When it comes to video editing, many people don’t realize that there are various types of editing, each specializing in it’s own field. It’s important to know the different ones when going into this industry, but before I go on describing to you the differences between offline and real time video editing, I’ll start off by describing what video editing actually is.
Video editing in general is manipulating and arranging video shots to create your own desired footage. This includes adding/ removing or rearranging sections of video clips, applying enhancements such as color corretions or filters, and creating transitions between each clip (because consistency is key am I right).

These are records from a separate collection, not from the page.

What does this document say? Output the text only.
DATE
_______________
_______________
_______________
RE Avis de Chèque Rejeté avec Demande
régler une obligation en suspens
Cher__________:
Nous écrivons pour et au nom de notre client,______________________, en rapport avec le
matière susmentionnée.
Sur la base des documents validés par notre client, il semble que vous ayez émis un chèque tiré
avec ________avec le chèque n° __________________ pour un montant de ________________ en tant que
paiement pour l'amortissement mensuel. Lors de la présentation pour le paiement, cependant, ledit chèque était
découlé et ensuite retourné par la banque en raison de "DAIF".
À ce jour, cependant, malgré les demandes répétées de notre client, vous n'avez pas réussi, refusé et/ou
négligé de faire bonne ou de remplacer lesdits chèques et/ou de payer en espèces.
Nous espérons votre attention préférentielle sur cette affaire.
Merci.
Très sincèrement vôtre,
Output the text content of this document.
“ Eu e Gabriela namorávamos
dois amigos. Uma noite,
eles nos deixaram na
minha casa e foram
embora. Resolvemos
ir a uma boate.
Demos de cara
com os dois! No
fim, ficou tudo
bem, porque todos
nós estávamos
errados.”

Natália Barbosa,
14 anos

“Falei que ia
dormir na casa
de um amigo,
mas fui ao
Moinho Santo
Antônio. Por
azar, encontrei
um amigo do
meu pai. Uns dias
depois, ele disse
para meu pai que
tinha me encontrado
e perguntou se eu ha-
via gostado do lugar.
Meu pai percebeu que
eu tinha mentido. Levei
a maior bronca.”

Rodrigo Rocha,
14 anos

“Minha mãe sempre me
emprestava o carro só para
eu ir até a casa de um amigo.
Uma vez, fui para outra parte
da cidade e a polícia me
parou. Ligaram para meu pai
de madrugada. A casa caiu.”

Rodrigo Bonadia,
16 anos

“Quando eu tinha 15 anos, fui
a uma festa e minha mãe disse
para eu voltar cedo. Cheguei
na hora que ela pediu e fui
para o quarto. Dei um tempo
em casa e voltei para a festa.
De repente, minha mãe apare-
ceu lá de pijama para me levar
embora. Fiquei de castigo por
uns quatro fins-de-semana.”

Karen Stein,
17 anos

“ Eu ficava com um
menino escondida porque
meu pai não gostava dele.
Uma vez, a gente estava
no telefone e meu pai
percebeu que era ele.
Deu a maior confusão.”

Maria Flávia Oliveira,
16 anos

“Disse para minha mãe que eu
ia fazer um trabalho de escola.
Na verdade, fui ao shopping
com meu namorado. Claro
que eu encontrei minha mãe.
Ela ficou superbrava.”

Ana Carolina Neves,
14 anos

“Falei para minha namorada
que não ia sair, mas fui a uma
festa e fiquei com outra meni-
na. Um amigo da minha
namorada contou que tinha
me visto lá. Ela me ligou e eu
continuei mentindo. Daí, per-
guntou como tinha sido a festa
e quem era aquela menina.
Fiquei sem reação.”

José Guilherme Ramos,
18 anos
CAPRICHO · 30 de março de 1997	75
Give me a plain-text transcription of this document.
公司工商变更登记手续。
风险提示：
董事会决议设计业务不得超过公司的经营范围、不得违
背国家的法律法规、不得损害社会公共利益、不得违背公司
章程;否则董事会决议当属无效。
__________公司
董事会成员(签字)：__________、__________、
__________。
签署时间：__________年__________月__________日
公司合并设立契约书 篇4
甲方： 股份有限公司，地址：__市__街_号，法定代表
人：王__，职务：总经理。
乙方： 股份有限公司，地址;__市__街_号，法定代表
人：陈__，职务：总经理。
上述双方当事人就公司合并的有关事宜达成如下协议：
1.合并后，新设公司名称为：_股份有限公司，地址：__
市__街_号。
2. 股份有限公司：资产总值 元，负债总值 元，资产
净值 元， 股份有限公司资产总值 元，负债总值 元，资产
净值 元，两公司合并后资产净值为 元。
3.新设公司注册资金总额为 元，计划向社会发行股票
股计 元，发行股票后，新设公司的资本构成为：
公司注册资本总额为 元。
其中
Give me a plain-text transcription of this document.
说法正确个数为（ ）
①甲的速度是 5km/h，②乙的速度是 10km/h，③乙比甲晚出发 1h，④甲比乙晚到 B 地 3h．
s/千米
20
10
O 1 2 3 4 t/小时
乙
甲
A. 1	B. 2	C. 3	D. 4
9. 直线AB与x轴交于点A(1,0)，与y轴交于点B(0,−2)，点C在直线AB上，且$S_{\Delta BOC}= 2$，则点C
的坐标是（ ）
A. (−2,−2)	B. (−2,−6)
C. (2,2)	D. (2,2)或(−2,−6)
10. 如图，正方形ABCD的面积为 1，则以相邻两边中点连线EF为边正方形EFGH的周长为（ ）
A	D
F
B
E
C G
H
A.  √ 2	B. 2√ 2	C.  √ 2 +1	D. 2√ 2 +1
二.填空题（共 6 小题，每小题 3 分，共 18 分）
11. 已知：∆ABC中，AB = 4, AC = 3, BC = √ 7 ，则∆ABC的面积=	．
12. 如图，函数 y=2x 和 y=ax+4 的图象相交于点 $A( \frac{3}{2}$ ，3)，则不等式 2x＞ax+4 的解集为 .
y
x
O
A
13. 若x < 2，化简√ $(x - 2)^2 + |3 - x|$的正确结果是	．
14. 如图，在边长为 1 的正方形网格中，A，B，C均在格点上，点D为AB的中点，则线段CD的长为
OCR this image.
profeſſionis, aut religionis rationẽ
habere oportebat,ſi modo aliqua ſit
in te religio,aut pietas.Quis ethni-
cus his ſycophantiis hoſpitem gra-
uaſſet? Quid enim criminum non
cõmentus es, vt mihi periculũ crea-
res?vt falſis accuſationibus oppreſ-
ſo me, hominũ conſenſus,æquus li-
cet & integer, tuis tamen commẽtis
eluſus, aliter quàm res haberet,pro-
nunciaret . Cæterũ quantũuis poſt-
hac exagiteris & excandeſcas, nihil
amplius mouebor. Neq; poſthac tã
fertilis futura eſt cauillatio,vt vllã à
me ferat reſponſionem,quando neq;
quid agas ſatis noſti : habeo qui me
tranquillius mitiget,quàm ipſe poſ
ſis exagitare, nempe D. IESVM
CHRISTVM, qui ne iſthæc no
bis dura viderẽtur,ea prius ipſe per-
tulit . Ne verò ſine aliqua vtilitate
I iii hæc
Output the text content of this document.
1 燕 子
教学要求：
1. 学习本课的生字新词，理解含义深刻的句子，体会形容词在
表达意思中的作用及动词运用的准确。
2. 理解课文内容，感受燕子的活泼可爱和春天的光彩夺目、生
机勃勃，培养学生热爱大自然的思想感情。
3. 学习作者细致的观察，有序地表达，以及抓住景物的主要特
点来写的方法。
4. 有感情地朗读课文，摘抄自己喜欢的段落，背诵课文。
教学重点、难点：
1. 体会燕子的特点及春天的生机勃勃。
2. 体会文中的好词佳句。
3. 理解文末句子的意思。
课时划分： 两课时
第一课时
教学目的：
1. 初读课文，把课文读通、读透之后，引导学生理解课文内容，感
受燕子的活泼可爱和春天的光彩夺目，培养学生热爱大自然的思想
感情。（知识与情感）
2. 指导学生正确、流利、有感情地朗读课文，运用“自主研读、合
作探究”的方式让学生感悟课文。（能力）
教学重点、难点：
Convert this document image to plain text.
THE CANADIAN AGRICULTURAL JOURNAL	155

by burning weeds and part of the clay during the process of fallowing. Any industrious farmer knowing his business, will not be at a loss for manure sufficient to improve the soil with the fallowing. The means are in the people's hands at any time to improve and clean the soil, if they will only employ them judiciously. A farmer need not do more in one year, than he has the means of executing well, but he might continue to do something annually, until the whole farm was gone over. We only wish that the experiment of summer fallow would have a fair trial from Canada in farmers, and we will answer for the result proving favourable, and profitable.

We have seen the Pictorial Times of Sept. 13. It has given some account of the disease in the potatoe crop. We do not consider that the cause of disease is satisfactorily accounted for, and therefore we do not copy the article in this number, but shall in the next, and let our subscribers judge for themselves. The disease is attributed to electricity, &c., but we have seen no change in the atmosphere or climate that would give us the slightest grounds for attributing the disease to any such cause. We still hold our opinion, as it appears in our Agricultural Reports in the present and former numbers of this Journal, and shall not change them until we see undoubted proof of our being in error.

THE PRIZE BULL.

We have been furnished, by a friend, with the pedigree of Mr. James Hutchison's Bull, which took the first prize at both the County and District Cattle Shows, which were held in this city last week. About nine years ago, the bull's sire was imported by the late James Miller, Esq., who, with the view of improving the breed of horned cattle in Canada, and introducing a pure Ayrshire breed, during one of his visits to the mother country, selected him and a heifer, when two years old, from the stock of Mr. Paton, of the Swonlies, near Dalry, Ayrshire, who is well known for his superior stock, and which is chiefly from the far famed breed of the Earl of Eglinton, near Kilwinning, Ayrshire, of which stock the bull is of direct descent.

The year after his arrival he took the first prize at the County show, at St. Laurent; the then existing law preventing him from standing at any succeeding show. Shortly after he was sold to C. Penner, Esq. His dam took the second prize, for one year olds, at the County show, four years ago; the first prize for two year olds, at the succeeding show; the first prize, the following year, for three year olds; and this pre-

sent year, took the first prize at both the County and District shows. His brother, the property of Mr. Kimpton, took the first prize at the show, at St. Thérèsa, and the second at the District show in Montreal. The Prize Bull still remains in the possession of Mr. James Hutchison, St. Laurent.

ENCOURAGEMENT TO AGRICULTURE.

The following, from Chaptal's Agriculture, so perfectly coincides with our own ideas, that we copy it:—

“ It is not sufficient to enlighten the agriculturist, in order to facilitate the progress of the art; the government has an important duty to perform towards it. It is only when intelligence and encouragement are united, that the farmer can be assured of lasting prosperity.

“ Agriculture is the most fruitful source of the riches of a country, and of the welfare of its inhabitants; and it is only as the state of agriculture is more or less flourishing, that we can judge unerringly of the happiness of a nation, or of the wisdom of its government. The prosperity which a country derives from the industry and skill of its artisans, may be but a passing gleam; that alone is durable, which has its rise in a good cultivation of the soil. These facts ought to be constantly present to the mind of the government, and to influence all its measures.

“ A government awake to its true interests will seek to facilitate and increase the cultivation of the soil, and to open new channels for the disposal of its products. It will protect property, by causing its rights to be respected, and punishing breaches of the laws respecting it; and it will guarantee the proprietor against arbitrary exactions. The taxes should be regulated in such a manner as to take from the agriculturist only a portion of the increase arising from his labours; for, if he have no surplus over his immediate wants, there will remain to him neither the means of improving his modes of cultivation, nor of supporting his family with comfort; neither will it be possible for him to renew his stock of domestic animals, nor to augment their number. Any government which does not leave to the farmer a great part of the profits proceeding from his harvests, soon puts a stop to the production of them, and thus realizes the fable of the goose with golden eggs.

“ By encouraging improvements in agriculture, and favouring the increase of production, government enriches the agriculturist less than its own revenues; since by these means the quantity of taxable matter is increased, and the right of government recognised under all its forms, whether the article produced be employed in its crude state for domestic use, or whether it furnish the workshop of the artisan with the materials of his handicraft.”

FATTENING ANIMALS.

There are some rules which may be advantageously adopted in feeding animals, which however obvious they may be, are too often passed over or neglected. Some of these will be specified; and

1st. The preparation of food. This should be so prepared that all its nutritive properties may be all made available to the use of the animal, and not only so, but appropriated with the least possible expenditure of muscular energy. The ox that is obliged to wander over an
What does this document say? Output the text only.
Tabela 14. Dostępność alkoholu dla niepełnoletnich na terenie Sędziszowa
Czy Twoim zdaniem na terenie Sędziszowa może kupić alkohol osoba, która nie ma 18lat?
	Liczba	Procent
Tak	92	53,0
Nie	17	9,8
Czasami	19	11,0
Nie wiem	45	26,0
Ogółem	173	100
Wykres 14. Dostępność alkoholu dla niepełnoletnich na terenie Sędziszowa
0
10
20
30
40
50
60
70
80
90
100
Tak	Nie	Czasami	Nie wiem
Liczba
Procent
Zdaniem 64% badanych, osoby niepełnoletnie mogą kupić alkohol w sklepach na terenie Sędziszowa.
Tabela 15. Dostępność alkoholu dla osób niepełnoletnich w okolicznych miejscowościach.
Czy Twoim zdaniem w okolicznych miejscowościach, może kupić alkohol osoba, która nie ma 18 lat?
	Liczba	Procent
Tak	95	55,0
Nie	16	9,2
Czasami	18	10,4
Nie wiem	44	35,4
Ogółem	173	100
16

To put it simply, offline editing is where your raw footage is run through a program that transcodes it to a more compressed format that has lower resolution. Your transcoded footage becomes known as “proxy footage,” which is essentially low quality copies of your original footage to make it easier to use when editing your film. If you use your original high resolution files, it can tax your computer system if it isn’t equipped to handle that big of a file size. With every cut or edit you make, your computers CPU has to process them, risking the chance of your system crashing and losing all your footage. So instead of making their lives miserable, video editors use this proxy footage through the rough, fine, and final cut. Once they are actually exporting the film, they will then switch to the high resolution footage.
Real Time Editing
Real time video editing is literally, editing a video in real time. Pretty self explanatory but since the purpose of this blog is to explain and not cut things short, I will go a little more in depth (since I am the best blog writer wordpress has ever seen). A good example of this is watching a live broadcast, like a sports game or music event. If you’ve ever noticed a broadcast switch from one angle to another, that’s real time editing. This type of editing is quite a challenge since you are working with a live event and you need to make sure the footage you have is 100% usable. This is why most real time video editors use multiple cameras. This way, the more angles you have, the more variety of good shots to choose from.